Proaktiv ist dann auch ein Stichwort, was die FATF in anderen Bereichen vermisst. Ein hartes Urteil: Kriminellen und deren Komplizen wird der Markteintritt in Deutschland zu einfach gemacht. Die FATF sieht das Problem vor allem im Bereich des Edelmetall- und Edelsteinhandels, aber auch unter Anbietern von Treuhand- und Unternehmensdienstleistungen. Hier gäbe es faktisch keine Vorab-Kontrollen.
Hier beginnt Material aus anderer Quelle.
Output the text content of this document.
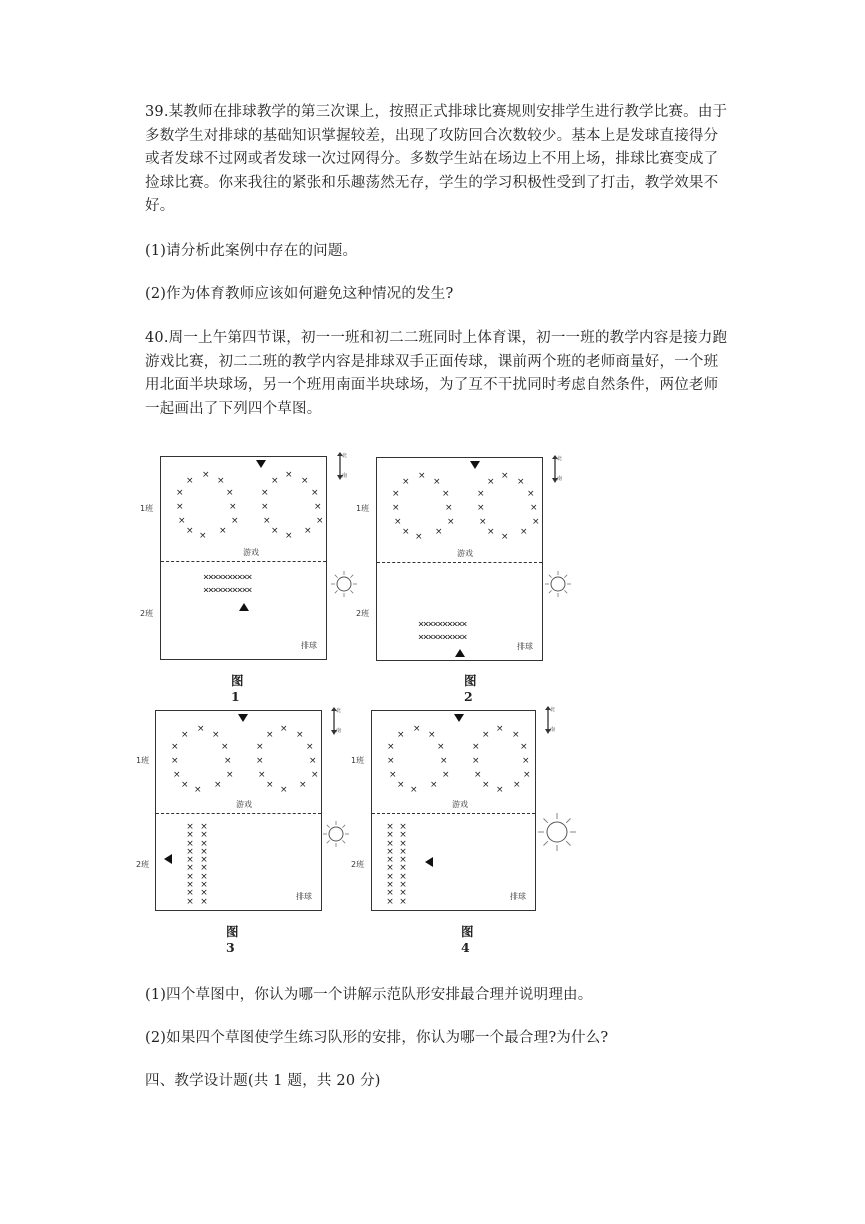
39.某教师在排球教学的第三次课上，按照正式排球比赛规则安排学生进行教学比赛。由于
多数学生对排球的基础知识掌握较差，出现了攻防回合次数较少。基本上是发球直接得分
或者发球不过网或者发球一次过网得分。多数学生站在场边上不用上场，排球比赛变成了
捡球比赛。你来我往的紧张和乐趣荡然无存，学生的学习积极性受到了打击，教学效果不
好。
(1)请分析此案例中存在的问题。
(2)作为体育教师应该如何避免这种情况的发生?
40.周一上午第四节课，初一一班和初二二班同时上体育课，初一一班的教学内容是接力跑
游戏比赛，初二二班的教学内容是排球双手正面传球，课前两个班的老师商量好，一个班
用北面半块球场，另一个班用南面半块球场，为了互不干扰同时考虑自然条件，两位老师
一起画出了下列四个草图。
1班
2班
×
×	×
×	×
×	×
×	×
× × ×
×
× ×
×	×
×	×
×	×
× × ×
游戏
××××××××××
××××××××××
排球
北
南
图 1
1班
2班
×
×	×
×	×
×	×
×	×
× × ×
×
× ×
×	×
×	×
×	×
× × ×
游戏
××××××××××
××××××××××
排球
北
南
图 2
1班
2班
×
×	×
×	×
×	×
×	×
× × ×
×
× ×
×	×
×	×
×	×
× × ×
游戏
×
×
×
×
×
×
×
×
×
×
×
×
×
×
×
×
×
×
×
×
排球
北
南
图 3
1班
2班
×
×	×
×	×
×	×
×	×
× × ×
×
× ×
×	×
×	×
×	×
× × ×
游戏
×
×
×
×
×
×
×
×
×
×
×
×
×
×
×
×
×
×
×
×
排球
北
南
图 4
(1)四个草图中，你认为哪一个讲解示范队形安排最合理并说明理由。
(2)如果四个草图使学生练习队形的安排，你认为哪一个最合理?为什么?
四、教学设计题(共 1 题，共 20 分)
Außerhalb der Glücksspielwelt wäre das Verhalten der Aufsichtsbehörden eher reaktiv und damit zu durchlässig.

Zuletzt übt die FATF auch Kritik an dem föderalen System in Deutschland und etwas anderem “typisch Deutschen”: Dem Datenschutz. Das föderale System erschwere die Aufbereitung von Daten, zentrale Fallverarbeitung- und verfolgung. Datenschutzbehörden machten den Austausch zwischen Bund und Ländern unnötig kompliziert.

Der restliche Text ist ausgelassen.